Sindicatos falam em prejuízo aos trabalhadores
Em nota conjunta, a Federação Nacional dos Jornalistas (Fenaj), os 31 sindicatos filiados e o Movimento Nacional dos Radialistas (MNR) afirmaram que a nova legislação representa um ataque direto às profissões regulamentadas, além de abrir espaço para insegurança jurídica e precarização das relações de trabalho.
Segundo as entidades, as atribuições previstas para o profissional multimídia já são garantidas, por lei, aos jornalistas e radialistas. A crítica central é que a nova norma permite o acúmulo de funções sem regras claras, o que pode beneficiar empresas e sobrecarregar os trabalhadores.
“As entidades representativas vão tomar as medidas legais necessárias para preservar as profissões frente a mais essa aberração legislativa,”diz o comunicado.
Outro ponto destacado é a ausência de diálogo durante a tramitação do projeto. Os sindicatos afirmam que não foram ouvidos e que a lei não define carga horária, exigência de registro profissional ou formação específica para a nova atividade.
A Fenaj também demonstrou surpresa com a sanção presidencial.
“Causa estranhamento que um governo com origem no movimento dos trabalhadores tenha sancionado a proposta sem vetos,”afirmou a federação.
Emissoras defendem modernização
Em posição oposta, a Associação Brasileira de Emissoras de Rádio e TV (Abert) avaliou a lei como um passo importante para adequar o setor às transformações tecnológicas.
Para a entidade, o reconhecimento da profissão de multimídia traz clareza a um mercado cada vez mais marcado pela atuação em múltiplas plataformas.
O presidente-executivo da Abert, Cristiano Lobato Flôres, destacou que a legislação acompanha a realidade atual da comunicação.
“A nova lei está alinhada à convergência tecnológica do setor, que exige atuação transversal, adaptação constante e atualização permanente dos profissionais,”afirmou.
O que muda com a nova lei
De acordo com a Lei nº 15.325/2026, o profissional multimídia pode ser de nível técnico ou superior e atuar na criação, produção, captação, edição, planejamento, gestão, programação, publicação e distribuição de conteúdos de som, imagem, vídeo, animação e texto em meios eletrônicos e digitais.
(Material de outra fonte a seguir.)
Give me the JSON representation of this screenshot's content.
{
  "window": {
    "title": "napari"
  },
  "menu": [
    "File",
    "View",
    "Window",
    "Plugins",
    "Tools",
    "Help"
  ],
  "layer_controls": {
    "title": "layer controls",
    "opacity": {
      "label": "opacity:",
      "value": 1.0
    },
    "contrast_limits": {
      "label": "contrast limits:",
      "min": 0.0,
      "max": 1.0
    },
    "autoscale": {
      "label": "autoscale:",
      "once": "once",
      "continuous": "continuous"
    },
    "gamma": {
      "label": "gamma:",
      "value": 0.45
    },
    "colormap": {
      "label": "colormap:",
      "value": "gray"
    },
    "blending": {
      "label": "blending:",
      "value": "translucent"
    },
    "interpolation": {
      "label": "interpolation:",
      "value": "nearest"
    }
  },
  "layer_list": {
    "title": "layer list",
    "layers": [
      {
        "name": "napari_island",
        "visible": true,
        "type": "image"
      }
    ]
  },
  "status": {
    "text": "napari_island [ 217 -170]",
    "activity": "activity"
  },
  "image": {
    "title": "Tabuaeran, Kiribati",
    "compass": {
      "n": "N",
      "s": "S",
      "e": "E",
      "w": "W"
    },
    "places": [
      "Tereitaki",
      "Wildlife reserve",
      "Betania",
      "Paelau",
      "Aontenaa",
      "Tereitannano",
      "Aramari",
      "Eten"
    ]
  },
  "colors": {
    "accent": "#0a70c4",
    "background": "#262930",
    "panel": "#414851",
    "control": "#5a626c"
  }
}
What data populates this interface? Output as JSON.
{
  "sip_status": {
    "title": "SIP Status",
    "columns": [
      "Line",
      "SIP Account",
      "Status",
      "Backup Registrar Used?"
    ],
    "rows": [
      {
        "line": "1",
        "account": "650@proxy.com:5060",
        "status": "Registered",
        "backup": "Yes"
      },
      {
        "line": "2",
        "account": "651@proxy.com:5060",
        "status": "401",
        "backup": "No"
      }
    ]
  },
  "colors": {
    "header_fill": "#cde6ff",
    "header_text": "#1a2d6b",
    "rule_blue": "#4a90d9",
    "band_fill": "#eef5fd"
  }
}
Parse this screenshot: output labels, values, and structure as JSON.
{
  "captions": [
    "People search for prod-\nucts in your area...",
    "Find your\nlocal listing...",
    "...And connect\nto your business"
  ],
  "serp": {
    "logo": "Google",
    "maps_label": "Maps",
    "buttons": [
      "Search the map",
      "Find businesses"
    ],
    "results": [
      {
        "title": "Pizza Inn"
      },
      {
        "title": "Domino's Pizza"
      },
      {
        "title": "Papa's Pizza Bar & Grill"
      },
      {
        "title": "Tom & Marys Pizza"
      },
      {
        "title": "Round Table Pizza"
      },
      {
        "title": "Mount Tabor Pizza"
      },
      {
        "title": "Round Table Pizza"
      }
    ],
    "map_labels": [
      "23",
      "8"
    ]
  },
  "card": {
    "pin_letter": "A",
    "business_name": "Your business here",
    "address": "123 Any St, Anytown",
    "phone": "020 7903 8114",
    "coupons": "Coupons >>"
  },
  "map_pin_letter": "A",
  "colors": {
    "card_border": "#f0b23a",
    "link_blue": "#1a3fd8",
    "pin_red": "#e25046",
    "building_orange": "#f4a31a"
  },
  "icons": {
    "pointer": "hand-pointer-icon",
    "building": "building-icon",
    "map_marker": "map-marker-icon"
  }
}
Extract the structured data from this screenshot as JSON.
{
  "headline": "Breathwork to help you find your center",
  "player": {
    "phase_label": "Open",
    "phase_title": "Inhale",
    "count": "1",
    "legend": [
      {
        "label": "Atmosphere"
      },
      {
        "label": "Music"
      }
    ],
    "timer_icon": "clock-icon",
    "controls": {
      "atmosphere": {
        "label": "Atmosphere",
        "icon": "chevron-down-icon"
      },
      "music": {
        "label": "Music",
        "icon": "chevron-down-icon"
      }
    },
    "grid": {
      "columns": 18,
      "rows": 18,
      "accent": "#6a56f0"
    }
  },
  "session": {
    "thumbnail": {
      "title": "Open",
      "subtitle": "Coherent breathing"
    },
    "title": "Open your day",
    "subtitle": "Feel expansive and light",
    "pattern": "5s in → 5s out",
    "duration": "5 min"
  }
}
A legislação inclui atividades como:
gestão de sites, portais e redes sociais;
desenvolvimento de aplicativos, jogos e animações;
produção e direção de conteúdos audiovisuais.
A atuação é permitida em empresas públicas e privadas, incluindo emissoras de rádio e TV, produtoras de conteúdo, agências de publicidade e plataformas digitais. A lei também autoriza que profissionais de outras áreas assumam funções multimídia por meio de aditivo contratual, desde que haja acordo com o empregador.
Tema deve render novos embates
A sanção da lei expõe um embate antigo entre inovação tecnológica e direitos trabalhistas. Enquanto empresas defendem flexibilidade para acompanhar o mercado digital, trabalhadores alertam para o risco de perda de identidade profissional e de garantias históricas.
O debate promete avançar nos sindicatos, no Congresso e possivelmente no Judiciário — e a WebTV Mato Grosso segue acompanhando os desdobramentos de uma mudança que impacta diretamente quem vive da comunicação no Brasil.